Five hundred years, several persecutions, pogroms and the Nazi Holocaust later, the Jewish people survive and fellow Jews still write their obituary notices. Recently, The Golden Chain by Norman Cantor, confidently predicted the imminent disappearance of American and European Jewry, and the State of Israel as well.
Not to be outdone, Bernard Wasserstein has produced his own melancholy lament, Vanishing Diaspora; but as befits a Brit, he is Hugh Grant diffident rather than Bruce Willis brash. Unlike Cantor's global extinction, Wasserstein merely predicts the slow but sure sunset of European Jewry.
Vanishing Diaspora is an engagingly-written survey, longer on generalisations and anecdote than on hard facts.
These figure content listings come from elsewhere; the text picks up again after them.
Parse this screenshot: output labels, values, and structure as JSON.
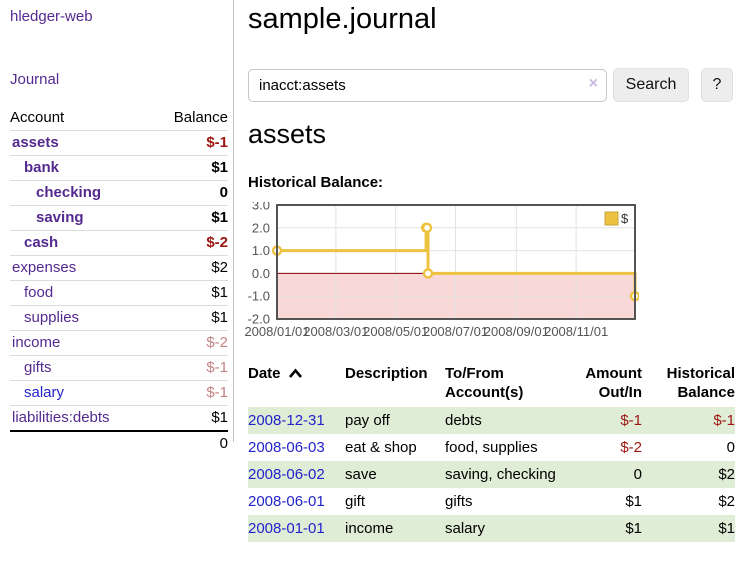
{
  "app": {
    "title": "hledger-web"
  },
  "colors": {
    "link_purple": "#552a90",
    "link_blue": "#2323cc",
    "negative_strong": "#9d1510",
    "negative_muted": "#c28383",
    "row_stripe_green": "#dfecd6",
    "chart_line_gold": "#edc240",
    "chart_negative_fill": "#f9d8d8",
    "chart_zero_line": "#8b0000"
  },
  "sidebar": {
    "journal_link": "Journal",
    "accounts": {
      "header_account": "Account",
      "header_balance": "Balance",
      "rows": [
        {
          "label": "assets",
          "indent": 1,
          "bold": true,
          "color": "purple",
          "balance": "$-1",
          "balance_style": "negstrong"
        },
        {
          "label": "bank",
          "indent": 2,
          "bold": true,
          "color": "purple",
          "balance": "$1",
          "balance_style": "plain"
        },
        {
          "label": "checking",
          "indent": 3,
          "bold": true,
          "color": "purple",
          "balance": "0",
          "balance_style": "plain"
        },
        {
          "label": "saving",
          "indent": 3,
          "bold": true,
          "color": "purple",
          "balance": "$1",
          "balance_style": "plain"
        },
        {
          "label": "cash",
          "indent": 2,
          "bold": true,
          "color": "purple",
          "balance": "$-2",
          "balance_style": "negstrong"
        },
        {
          "label": "expenses",
          "indent": 1,
          "bold": false,
          "color": "purple",
          "balance": "$2",
          "balance_style": "plain"
        },
        {
          "label": "food",
          "indent": 2,
          "bold": false,
          "color": "purple",
          "balance": "$1",
          "balance_style": "plain"
        },
        {
          "label": "supplies",
          "indent": 2,
          "bold": false,
          "color": "purple",
          "balance": "$1",
          "balance_style": "plain"
        },
        {
          "label": "income",
          "indent": 1,
          "bold": false,
          "color": "purple",
          "balance": "$-2",
          "balance_style": "negmuted"
        },
        {
          "label": "gifts",
          "indent": 2,
          "bold": false,
          "color": "purple",
          "balance": "$-1",
          "balance_style": "negmuted"
        },
        {
          "label": "salary",
          "indent": 2,
          "bold": false,
          "color": "blue",
          "balance": "$-1",
          "balance_style": "negmuted"
        },
        {
          "label": "liabilities:debts",
          "indent": 1,
          "bold": false,
          "color": "purple",
          "balance": "$1",
          "balance_style": "plain"
        }
      ],
      "total": "0"
    }
  },
  "main": {
    "title": "sample.journal",
    "search": {
      "value": "inacct:assets",
      "clear_icon": "×",
      "button_label": "Search",
      "help_label": "?"
    },
    "account_heading": "assets",
    "chart_label": "Historical Balance:"
  },
  "chart_data": {
    "type": "line",
    "title": "Historical Balance",
    "step": true,
    "series": [
      {
        "name": "$",
        "color": "#edc240",
        "points": [
          [
            "2008-01-01",
            1
          ],
          [
            "2008-06-01",
            2
          ],
          [
            "2008-06-02",
            2
          ],
          [
            "2008-06-03",
            0
          ],
          [
            "2008-12-31",
            -1
          ]
        ]
      }
    ],
    "x_range": [
      "2008-01-01",
      "2008-12-31"
    ],
    "ylim": [
      -2,
      3
    ],
    "yticks": [
      {
        "value": 3,
        "label": "3.0"
      },
      {
        "value": 2,
        "label": "2.0"
      },
      {
        "value": 1,
        "label": "1.0"
      },
      {
        "value": 0,
        "label": "0.0"
      },
      {
        "value": -1,
        "label": "-1.0"
      },
      {
        "value": -2,
        "label": "-2.0"
      }
    ],
    "xticks": [
      {
        "date": "2008-01-01",
        "label": "2008/01/01"
      },
      {
        "date": "2008-03-01",
        "label": "2008/03/01"
      },
      {
        "date": "2008-05-01",
        "label": "2008/05/01"
      },
      {
        "date": "2008-07-01",
        "label": "2008/07/01"
      },
      {
        "date": "2008-09-01",
        "label": "2008/09/01"
      },
      {
        "date": "2008-11-01",
        "label": "2008/11/01"
      }
    ],
    "legend_position": "top-right",
    "grid": true,
    "negative_region_fill": "#f9d8d8",
    "zero_line_color": "#8b0000"
  },
  "register": {
    "headers": [
      "Date",
      "Description",
      "To/From Account(s)",
      "Amount Out/In",
      "Historical Balance"
    ],
    "rows": [
      {
        "date": "2008-12-31",
        "description": "pay off",
        "accounts": "debts",
        "amount": "$-1",
        "amount_negative": true,
        "balance": "$-1",
        "balance_negative": true,
        "highlight": true
      },
      {
        "date": "2008-06-03",
        "description": "eat & shop",
        "accounts": "food, supplies",
        "amount": "$-2",
        "amount_negative": true,
        "balance": "0",
        "balance_negative": false,
        "highlight": false
      },
      {
        "date": "2008-06-02",
        "description": "save",
        "accounts": "saving, checking",
        "amount": "0",
        "amount_negative": false,
        "balance": "$2",
        "balance_negative": false,
        "highlight": true
      },
      {
        "date": "2008-06-01",
        "description": "gift",
        "accounts": "gifts",
        "amount": "$1",
        "amount_negative": false,
        "balance": "$2",
        "balance_negative": false,
        "highlight": false
      },
      {
        "date": "2008-01-01",
        "description": "income",
        "accounts": "salary",
        "amount": "$1",
        "amount_negative": false,
        "balance": "$1",
        "balance_negative": false,
        "highlight": true
      }
    ]
  }
}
Wasserstein's conclusions are that the demographic outlook for European Jewry is bleak, that we are witnessing the withering away of Judaism as a spiritual component in the lives of most Jews, and that there is no longer "an authentic Jewish culture in Europe". Hardly surprising, one might be inclined to retort, after two out of every three European Jews died as a result of Hitler's genocide.
There is, though, a Jewish revival of a different kind going on in eastern and central Europe today which Wasserstein overlooks. Who is a Jew? he asks, then offers in answer either the traditional rabbinic definition of a person born of a Jewish mother, which he finds too restrictive, or Jean-Paul Sartre's aphorism that a Jew is anyone whom anti-Semites take to be one, which he considers too elastic.
In fact, there is a third definition, one which accords more realistically both with the Jewish experience in Europe since the Enlightenment, and with contemporary perceptions in post-Communist societies. It is this: a Jew is someone who regards himself or herself as Jewish. That is why, in the liberal democracies of western Europe, where marriage out of the faith is as high as 50 per cent, the children of such marriages often choose to define themselves as Jewish; and why, in countries like the former Soviet Union or Czechoslovakia, where religion was banned, there has been a tremendous upsurge of interest among the young in the faith and practices of their ancestors.
In modern Europe there are other ways of being a Jew than by religion or Zionism. Wasserstein is reluctant to acknowledge this, and thereby blithely writes off the future of a people that has survived in Europe for 2,000 years by virtue of resilience and adaptability.